İlişkilerde ön yargı: Henüz yaşamadan emin olmak mümkün mü?

Bu sefer de diğerleri gibi olacak… Bu ilişkimde de aynı hayal kırıklıklarını yaşayacağım… Yine aldatılacağım. Bu sefer de huzursuzluk kalbimi kaplayacak. Bu sefer de hayatım aynı şekilde değişecek. Bu denemem de diğerlerine benzeyecek. Ne bekliyordum ki, bu sefer farklı bir şey olmasını mı umuyordum? Bu ilişki de bana tıpkı diğerleri gibi üzüntü getirecek… Sonunda yine aynı yere varacağız. Evet, kendi kendime itiraf edeyim, ben aynıyım, karşıma çıkan adamlar (veya) kadınlar aynı, neyin farklı “olabileceğini” umuyordum ki…
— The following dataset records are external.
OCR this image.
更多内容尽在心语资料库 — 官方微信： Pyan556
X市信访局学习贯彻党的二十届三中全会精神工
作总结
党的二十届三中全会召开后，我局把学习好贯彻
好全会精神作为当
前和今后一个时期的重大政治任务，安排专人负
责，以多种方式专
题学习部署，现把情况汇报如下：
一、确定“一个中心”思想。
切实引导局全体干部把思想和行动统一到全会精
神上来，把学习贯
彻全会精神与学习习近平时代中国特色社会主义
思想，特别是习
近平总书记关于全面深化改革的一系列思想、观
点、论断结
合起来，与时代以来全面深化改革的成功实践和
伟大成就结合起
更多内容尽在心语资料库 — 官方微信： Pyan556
Bugün ilişkilere dair ön yargılarımızı inceleyelim istiyorum sizlerle birlikte. İlişkiler, özellikle “özel” ilişkilerimiz bu anlamda bence en hassas olduğumuz yerlerimizden. Hani “yumuşak karnım” olarak da tabir edilen, oralara “dokunulduğunda” inanılmaz tepkiler verdiğimiz, yeri geldiğinde “söz söyletmediğimiz” bizim gizli ve saklı olanlarımız… Ben bu yazımda sizlerle birlikte her ilişkimizden bir diğerine aynı bir kovanın dibinde kalan soğuk suya kıyamayıp da başka bir kovanın üzerine tamamlamak üzere taşıdıklarımıza bakalım istiyorum… Evet, tahmin ettiğiniz gibi işte bu taşıdıklarımız bizim muhteşem “ön yargılarımız”…

İlişkilerde ön yargı: Henüz yaşamadan emin olmak mümkün mü?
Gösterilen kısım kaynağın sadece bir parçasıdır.